Computer science grad student Nathan Nichols generates the review by having the computer scan the Internet for images, clips and information about the movie "Watchmen." Seconds later, two virtual reviewers, one male and the other female, are going at it.
Zack, the animated male avatar who looks like a Generation X cartoon character, proclaims, "The music is perfect--especially the opening to Bob Dylan's 'The Times They Are A-Changin'." The female, who Hammond's team has named Niko, responds rather passionately, "No, they've made the most reverent adaptation of a graphic novel ever."
Hammond, revealing where his virtual reviewers get their comments and personalities, explains: "we might get a sentence from a blog, we might get a sentence from a review, and we might get a sentence from Twitter, and string them together."
The movie reviews generated here are already online at zap2it.com. But not all News at Seven projects are for public consumption, at least not yet.
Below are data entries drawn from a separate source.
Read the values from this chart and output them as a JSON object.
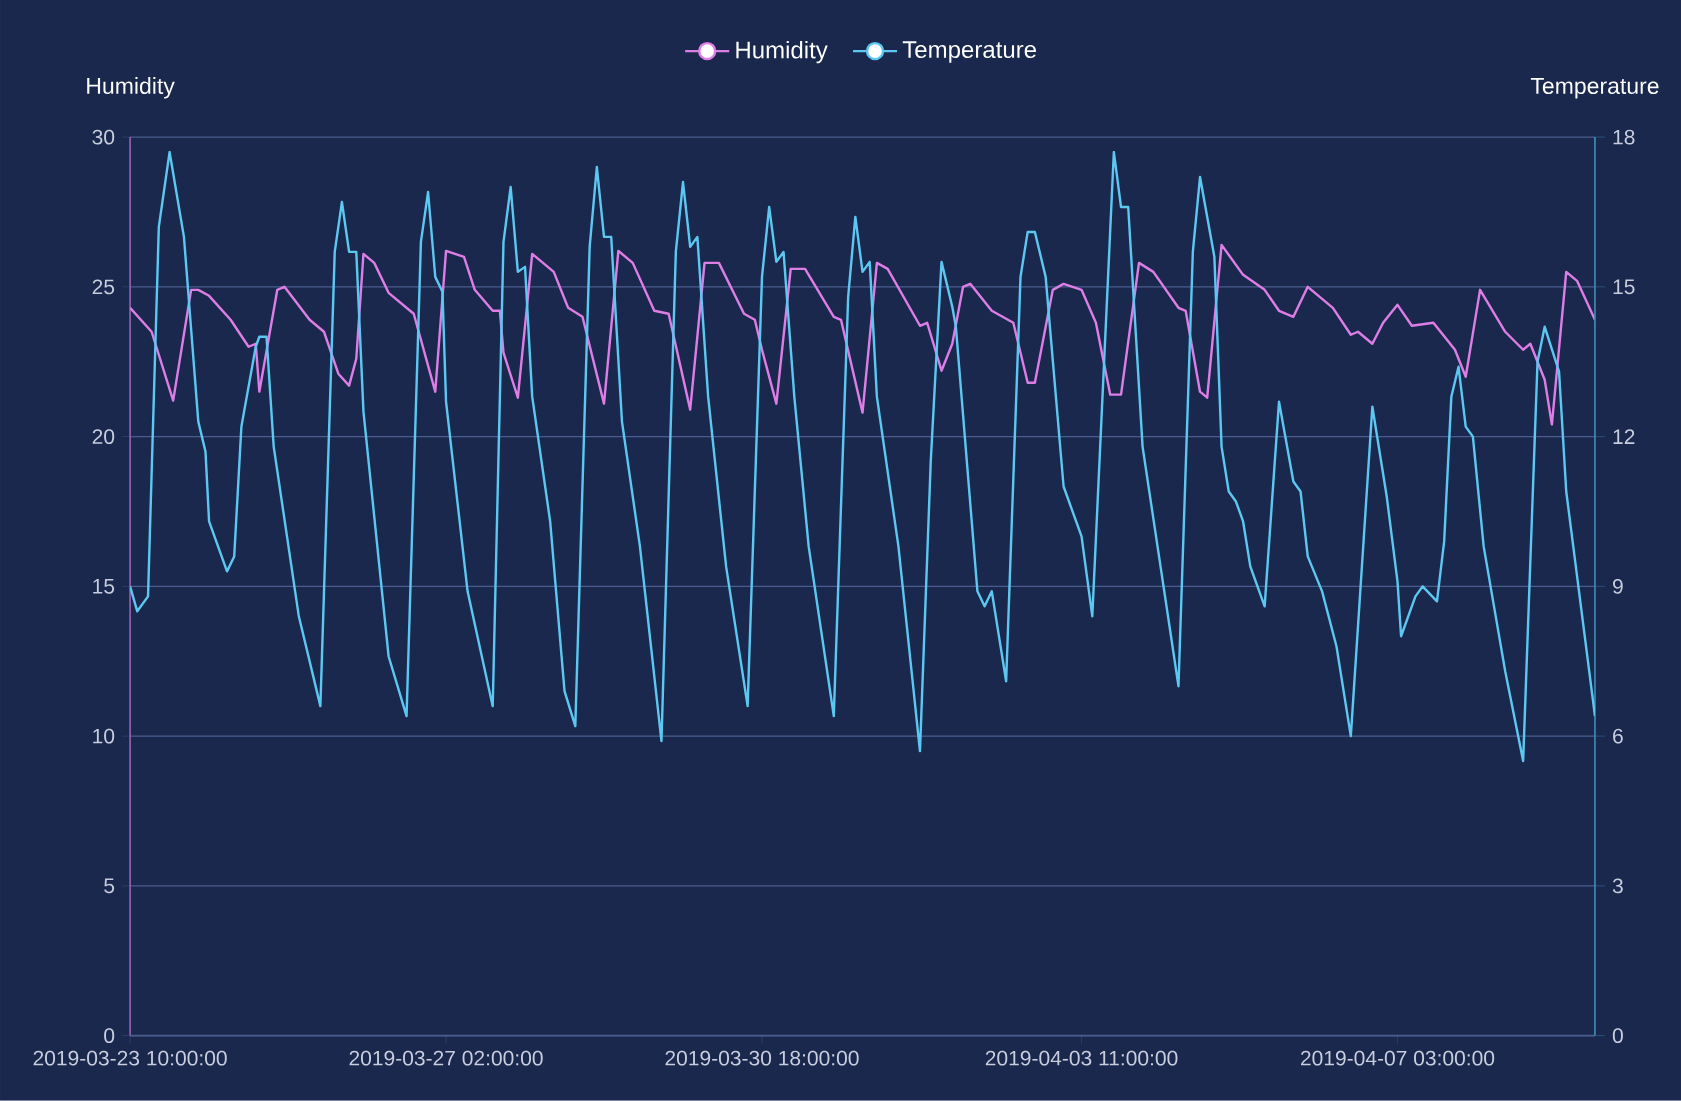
{
  "chart_data": {
    "type": "line",
    "ylabel": "Humidity",
    "y2label": "Temperature",
    "xlim": [
      "2019-03-23T10:00",
      "2019-04-09T10:00"
    ],
    "xticks": [
      {
        "value": "2019-03-23T10:00",
        "label": "2019-03-23 10:00:00"
      },
      {
        "value": "2019-03-27T02:00",
        "label": "2019-03-27 02:00:00"
      },
      {
        "value": "2019-03-30T18:00",
        "label": "2019-03-30 18:00:00"
      },
      {
        "value": "2019-04-03T11:00",
        "label": "2019-04-03 11:00:00"
      },
      {
        "value": "2019-04-07T03:00",
        "label": "2019-04-07 03:00:00"
      }
    ],
    "ylim": [
      0,
      30
    ],
    "yticks": [
      0,
      5,
      10,
      15,
      20,
      25,
      30
    ],
    "y2lim": [
      0,
      18
    ],
    "y2ticks": [
      0,
      3,
      6,
      9,
      12,
      15,
      18
    ],
    "grid": "y",
    "legend": "top",
    "line_style": "solid",
    "series": [
      {
        "name": "Humidity",
        "color": "#dd7ee6",
        "x": [
          "2019-03-23T10:00",
          "2019-03-23T16:00",
          "2019-03-23T22:00",
          "2019-03-24T03:00",
          "2019-03-24T05:00",
          "2019-03-24T08:00",
          "2019-03-24T14:00",
          "2019-03-24T19:00",
          "2019-03-24T21:00",
          "2019-03-24T22:00",
          "2019-03-25T03:00",
          "2019-03-25T05:00",
          "2019-03-25T12:00",
          "2019-03-25T16:00",
          "2019-03-25T20:00",
          "2019-03-25T23:00",
          "2019-03-26T01:00",
          "2019-03-26T03:00",
          "2019-03-26T06:00",
          "2019-03-26T10:00",
          "2019-03-26T17:00",
          "2019-03-26T23:00",
          "2019-03-27T02:00",
          "2019-03-27T07:00",
          "2019-03-27T10:00",
          "2019-03-27T15:00",
          "2019-03-27T17:00",
          "2019-03-27T18:00",
          "2019-03-27T22:00",
          "2019-03-28T02:00",
          "2019-03-28T08:00",
          "2019-03-28T12:00",
          "2019-03-28T16:00",
          "2019-03-28T22:00",
          "2019-03-29T02:00",
          "2019-03-29T06:00",
          "2019-03-29T12:00",
          "2019-03-29T16:00",
          "2019-03-29T22:00",
          "2019-03-30T02:00",
          "2019-03-30T06:00",
          "2019-03-30T13:00",
          "2019-03-30T16:00",
          "2019-03-30T18:00",
          "2019-03-30T22:00",
          "2019-03-31T02:00",
          "2019-03-31T06:00",
          "2019-03-31T14:00",
          "2019-03-31T16:00",
          "2019-03-31T22:00",
          "2019-04-01T02:00",
          "2019-04-01T05:00",
          "2019-04-01T14:00",
          "2019-04-01T16:00",
          "2019-04-01T20:00",
          "2019-04-01T23:00",
          "2019-04-02T02:00",
          "2019-04-02T04:00",
          "2019-04-02T10:00",
          "2019-04-02T16:00",
          "2019-04-02T20:00",
          "2019-04-02T22:00",
          "2019-04-03T03:00",
          "2019-04-03T06:00",
          "2019-04-03T11:00",
          "2019-04-03T15:00",
          "2019-04-03T19:00",
          "2019-04-03T22:00",
          "2019-04-04T03:00",
          "2019-04-04T07:00",
          "2019-04-04T14:00",
          "2019-04-04T16:00",
          "2019-04-04T20:00",
          "2019-04-04T22:00",
          "2019-04-05T02:00",
          "2019-04-05T08:00",
          "2019-04-05T14:00",
          "2019-04-05T18:00",
          "2019-04-05T22:00",
          "2019-04-06T02:00",
          "2019-04-06T09:00",
          "2019-04-06T14:00",
          "2019-04-06T16:00",
          "2019-04-06T20:00",
          "2019-04-06T23:00",
          "2019-04-07T03:00",
          "2019-04-07T07:00",
          "2019-04-07T13:00",
          "2019-04-07T19:00",
          "2019-04-07T22:00",
          "2019-04-08T02:00",
          "2019-04-08T09:00",
          "2019-04-08T14:00",
          "2019-04-08T16:00",
          "2019-04-08T20:00",
          "2019-04-08T22:00",
          "2019-04-09T02:00",
          "2019-04-09T05:00",
          "2019-04-09T10:00"
        ],
        "values": [
          24.3,
          23.5,
          21.2,
          24.9,
          24.9,
          24.7,
          23.9,
          23.0,
          23.1,
          21.5,
          24.9,
          25.0,
          23.9,
          23.5,
          22.1,
          21.7,
          22.6,
          26.1,
          25.8,
          24.8,
          24.1,
          21.5,
          26.2,
          26.0,
          24.9,
          24.2,
          24.2,
          22.8,
          21.3,
          26.1,
          25.5,
          24.3,
          24.0,
          21.1,
          26.2,
          25.8,
          24.2,
          24.1,
          20.9,
          25.8,
          25.8,
          24.1,
          23.9,
          22.9,
          21.1,
          25.6,
          25.6,
          24.0,
          23.9,
          20.8,
          25.8,
          25.6,
          23.7,
          23.8,
          22.2,
          23.1,
          25.0,
          25.1,
          24.2,
          23.8,
          21.8,
          21.8,
          24.9,
          25.1,
          24.9,
          23.8,
          21.4,
          21.4,
          25.8,
          25.5,
          24.3,
          24.2,
          21.5,
          21.3,
          26.4,
          25.4,
          24.9,
          24.2,
          24.0,
          25.0,
          24.3,
          23.4,
          23.5,
          23.1,
          23.8,
          24.4,
          23.7,
          23.8,
          22.9,
          22.0,
          24.9,
          23.5,
          22.9,
          23.1,
          21.9,
          20.4,
          25.5,
          25.2,
          23.9
        ]
      },
      {
        "name": "Temperature",
        "color": "#5cc8f2",
        "axis": "y2",
        "x": [
          "2019-03-23T10:00",
          "2019-03-23T12:00",
          "2019-03-23T15:00",
          "2019-03-23T18:00",
          "2019-03-23T21:00",
          "2019-03-24T01:00",
          "2019-03-24T05:00",
          "2019-03-24T07:00",
          "2019-03-24T08:00",
          "2019-03-24T13:00",
          "2019-03-24T15:00",
          "2019-03-24T17:00",
          "2019-03-24T21:00",
          "2019-03-24T22:00",
          "2019-03-25T00:00",
          "2019-03-25T02:00",
          "2019-03-25T09:00",
          "2019-03-25T15:00",
          "2019-03-25T19:00",
          "2019-03-25T21:00",
          "2019-03-25T23:00",
          "2019-03-26T01:00",
          "2019-03-26T03:00",
          "2019-03-26T10:00",
          "2019-03-26T15:00",
          "2019-03-26T19:00",
          "2019-03-26T21:00",
          "2019-03-26T23:00",
          "2019-03-27T01:00",
          "2019-03-27T02:00",
          "2019-03-27T08:00",
          "2019-03-27T15:00",
          "2019-03-27T18:00",
          "2019-03-27T20:00",
          "2019-03-27T22:00",
          "2019-03-28T00:00",
          "2019-03-28T02:00",
          "2019-03-28T07:00",
          "2019-03-28T11:00",
          "2019-03-28T14:00",
          "2019-03-28T18:00",
          "2019-03-28T20:00",
          "2019-03-28T22:00",
          "2019-03-29T00:00",
          "2019-03-29T03:00",
          "2019-03-29T08:00",
          "2019-03-29T14:00",
          "2019-03-29T18:00",
          "2019-03-29T20:00",
          "2019-03-29T22:00",
          "2019-03-30T00:00",
          "2019-03-30T03:00",
          "2019-03-30T08:00",
          "2019-03-30T14:00",
          "2019-03-30T18:00",
          "2019-03-30T20:00",
          "2019-03-30T22:00",
          "2019-03-31T00:00",
          "2019-03-31T03:00",
          "2019-03-31T07:00",
          "2019-03-31T14:00",
          "2019-03-31T18:00",
          "2019-03-31T20:00",
          "2019-03-31T22:00",
          "2019-04-01T00:00",
          "2019-04-01T02:00",
          "2019-04-01T08:00",
          "2019-04-01T14:00",
          "2019-04-01T17:00",
          "2019-04-01T20:00",
          "2019-04-01T23:00",
          "2019-04-02T00:00",
          "2019-04-02T06:00",
          "2019-04-02T08:00",
          "2019-04-02T10:00",
          "2019-04-02T14:00",
          "2019-04-02T18:00",
          "2019-04-02T20:00",
          "2019-04-02T22:00",
          "2019-04-03T01:00",
          "2019-04-03T06:00",
          "2019-04-03T11:00",
          "2019-04-03T14:00",
          "2019-04-03T20:00",
          "2019-04-03T22:00",
          "2019-04-04T00:00",
          "2019-04-04T04:00",
          "2019-04-04T14:00",
          "2019-04-04T18:00",
          "2019-04-04T20:00",
          "2019-04-05T00:00",
          "2019-04-05T02:00",
          "2019-04-05T04:00",
          "2019-04-05T06:00",
          "2019-04-05T08:00",
          "2019-04-05T10:00",
          "2019-04-05T14:00",
          "2019-04-05T18:00",
          "2019-04-05T22:00",
          "2019-04-06T00:00",
          "2019-04-06T02:00",
          "2019-04-06T06:00",
          "2019-04-06T10:00",
          "2019-04-06T14:00",
          "2019-04-06T20:00",
          "2019-04-07T00:00",
          "2019-04-07T03:00",
          "2019-04-07T04:00",
          "2019-04-07T08:00",
          "2019-04-07T10:00",
          "2019-04-07T14:00",
          "2019-04-07T16:00",
          "2019-04-07T18:00",
          "2019-04-07T20:00",
          "2019-04-07T22:00",
          "2019-04-08T00:00",
          "2019-04-08T03:00",
          "2019-04-08T09:00",
          "2019-04-08T14:00",
          "2019-04-08T18:00",
          "2019-04-08T20:00",
          "2019-04-09T00:00",
          "2019-04-09T02:00",
          "2019-04-09T10:00"
        ],
        "values": [
          9.0,
          8.5,
          8.8,
          16.2,
          17.7,
          16.0,
          12.3,
          11.7,
          10.3,
          9.3,
          9.6,
          12.2,
          13.8,
          14.0,
          14.0,
          11.8,
          8.4,
          6.6,
          15.7,
          16.7,
          15.7,
          15.7,
          12.5,
          7.6,
          6.4,
          15.9,
          16.9,
          15.2,
          14.9,
          12.7,
          8.9,
          6.6,
          15.9,
          17.0,
          15.3,
          15.4,
          12.8,
          10.3,
          6.9,
          6.2,
          15.8,
          17.4,
          16.0,
          16.0,
          12.3,
          9.8,
          5.9,
          15.7,
          17.1,
          15.8,
          16.0,
          12.8,
          9.4,
          6.6,
          15.2,
          16.6,
          15.5,
          15.7,
          12.8,
          9.8,
          6.4,
          14.8,
          16.4,
          15.3,
          15.5,
          12.8,
          9.8,
          5.7,
          11.5,
          15.5,
          14.6,
          14.2,
          8.9,
          8.6,
          8.9,
          7.1,
          15.2,
          16.1,
          16.1,
          15.2,
          11.0,
          10.0,
          8.4,
          17.7,
          16.6,
          16.6,
          11.8,
          7.0,
          15.7,
          17.2,
          15.6,
          11.8,
          10.9,
          10.7,
          10.3,
          9.4,
          8.6,
          12.7,
          11.1,
          10.9,
          9.6,
          8.9,
          7.8,
          6.0,
          12.6,
          10.8,
          9.1,
          8.0,
          8.8,
          9.0,
          8.7,
          9.9,
          12.8,
          13.4,
          12.2,
          12.0,
          9.8,
          7.3,
          5.5,
          13.5,
          14.2,
          13.3,
          10.9,
          6.4
        ]
      }
    ]
  }
}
For example, there is the one Hammond is working on with grad student Patrick McNally--the two are actually attempting to program humor into the computer by developing the lab's own comic strip.
Understanding humans better
"People are almost annoyed and creeped out by the notion that we're trying to make a machine be funny, but we're doing it by understanding human beings better and how and why human beings are funny," explains Hammond. "Roughly half the time, comic material the computer spits out is incoherent anyway, so comedy writers should rest easy, for now anyway."
But, sports writers--that could be another story. By searching box scores from the latest Northwestern Wildcats baseball game, Hammond has the computer whip up an article that, when read aloud, could have been written by any competent sports writer. The byline simply reads, "By The Machine."
"I got to tell you, people who write sports stories are made anxious by it," says Hammond, who believes that the more computers are able to understand human behavior, the easier it will be for us to interact with them. "The very nature of our work is to understand people and to map that understanding onto the machine," he adds.
For people in the TV news business, the idea of having on air personalities who work 24-7 and never need new clothes, hair or make-up might sound appealing. Could tomorrow's star journalists come straight from cyberspace? We'll just have to stay tuned.
The research in this episode was funded by NSF through the American Recovery and Reinvestment Act of 2009.